For years, many small and medium-sized business (SMB) owners have been lulled into a false sense of security regarding the threat posed by cybercrime due to the assumption that their organizations did not possess anything of value for hackers. Although large enterprises remain popular targets among ambitious cybercriminals looking to strike gold or pump up their hacking credibility, SMBs are increasingly finding themselves on the receiving end of devastating malware attacks. According to one IT news source, the size of a target has become irrelevant to many hackers.
"It's increasingly clear that cybercriminals don't look at the size of the company when launching their attacks," the source stated. "Data is data, and even the smallest organization has valuable data the criminals can steal and sell. The days of 'I'm too small for them to find me' are long gone. In many cases, the small business may just be a stepping stone in a chain of attacks, with the criminals targeting the smaller and weaker networks as part of a comprehensive campaign against larger partners."
SMBs susceptible to ransomware attacks
Ransomware has emerged as one of the most popular tools for cybercriminals to deploy against SMB networks. Because of their sophisticated cybersecurity measures, the vast majority of large enterprises are largely unaffected by this threat. SMBs, however, lack these resources and have been highly susceptible to this form of cyberattack. After the malware has infiltrated the organization's system, the infected workstation will display a screen overtly announcing that the business' data has been compromised and a fee must be paid in order to regain access to that information. An alternative method involves aping local or federal law enforcement agencies to coerce users into paying a penalty for a crime they did not commit. The use of fear-based tactics combined with the lack of proper resources has made ransomware an effective tool for hackers across the globe.

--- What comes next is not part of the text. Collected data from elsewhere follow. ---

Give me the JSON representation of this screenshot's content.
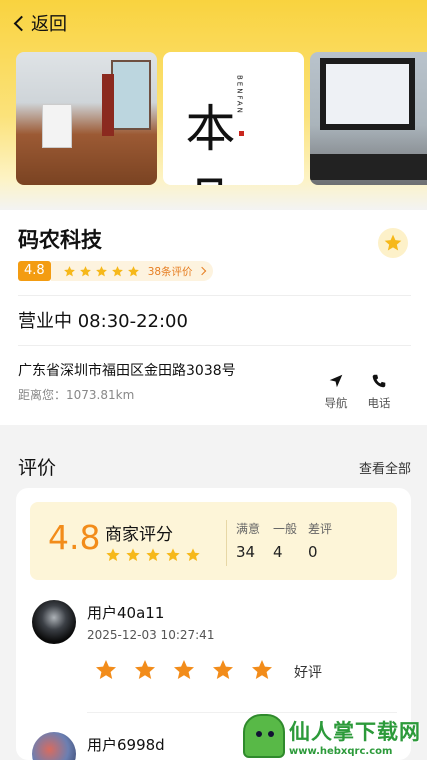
{
  "header": {
    "back_label": "返回"
  },
  "gallery": [
    {
      "name": "office-photo"
    },
    {
      "name": "brand-logo",
      "logo_text": "本凡",
      "logo_sub": "BENFAN"
    },
    {
      "name": "desk-photo"
    }
  ],
  "shop": {
    "name": "码农科技",
    "score": "4.8",
    "stars": 5,
    "review_count_label": "38条评价",
    "hours": "营业中 08:30-22:00",
    "address": "广东省深圳市福田区金田路3038号",
    "distance": "距离您：1073.81km",
    "actions": {
      "nav": "导航",
      "phone": "电话"
    }
  },
  "reviews": {
    "title": "评价",
    "see_all": "查看全部",
    "summary": {
      "score": "4.8",
      "label": "商家评分",
      "stars": 5,
      "stats": [
        {
          "label": "满意",
          "value": "34"
        },
        {
          "label": "一般",
          "value": "4"
        },
        {
          "label": "差评",
          "value": "0"
        }
      ]
    },
    "items": [
      {
        "user": "用户40a11",
        "time": "2025-12-03 10:27:41",
        "stars": 5,
        "label": "好评"
      },
      {
        "user": "用户6998d"
      }
    ]
  },
  "watermark": {
    "title": "仙人掌下载网",
    "url": "www.hebxqrc.com"
  },
  "colors": {
    "accent": "#f28c1a",
    "header_yellow": "#f9d33f",
    "star": "#f6b81a"
  }
}
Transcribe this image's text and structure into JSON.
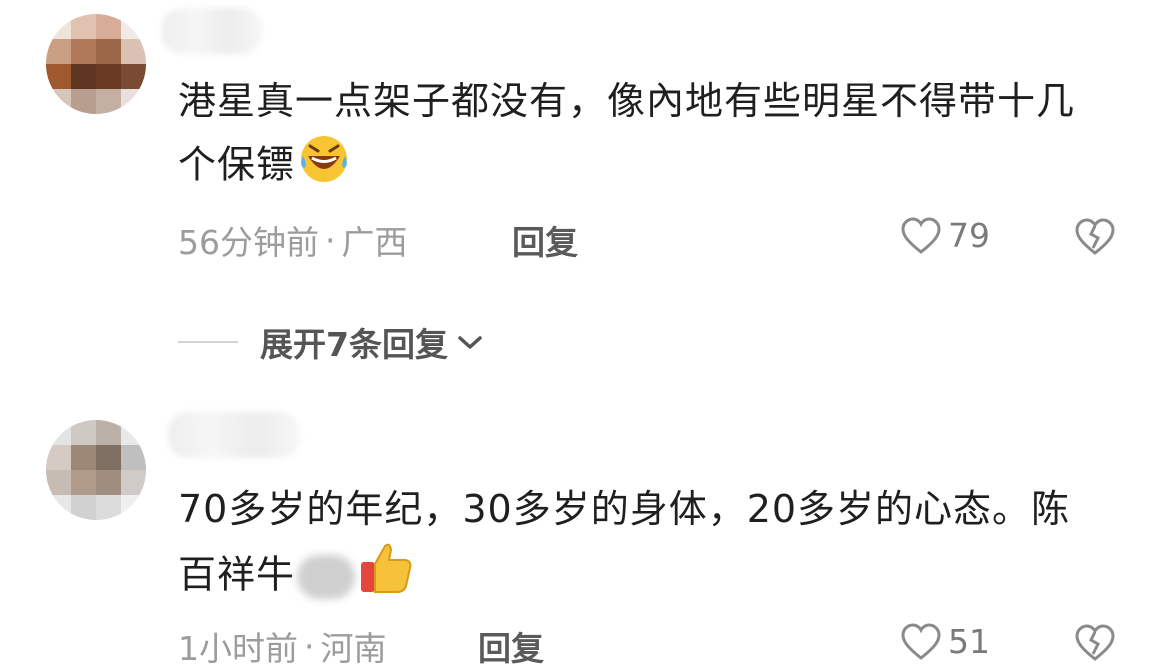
{
  "comments": [
    {
      "text": "港星真一点架子都没有，像內地有些明星不得带十几个保镖",
      "emoji_icon": "laughing-tears-emoji",
      "time": "56分钟前",
      "separator": "·",
      "location": "广西",
      "reply_label": "回复",
      "likes": "79"
    },
    {
      "text": "70多岁的年纪，30多岁的身体，20多岁的心态。陈百祥牛",
      "emoji_icon": "thumbs-up-emoji",
      "time": "1小时前",
      "separator": "·",
      "location": "河南",
      "reply_label": "回复",
      "likes": "51"
    }
  ],
  "expand_replies_label": "展开7条回复",
  "colors": {
    "text": "#1f1f1f",
    "meta": "#9c9c9c",
    "icon": "#8a8a8a"
  }
}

Once a ransomware attack has been launched, there are few courses of action for SMB system administrators to take. Essentially locked out of their system, IT teams may find it exceedingly difficult to launch a counter offensive and remove the malicious code. That is why it is essential to have defenses in place to block these programs from launching. By installing application control software, system administrators can establish a set list of programs that can access the business' networked environment. Any other executable software that attempts to run will be blocked, meaning businesses can prevent these harmful malware attacks from occurring.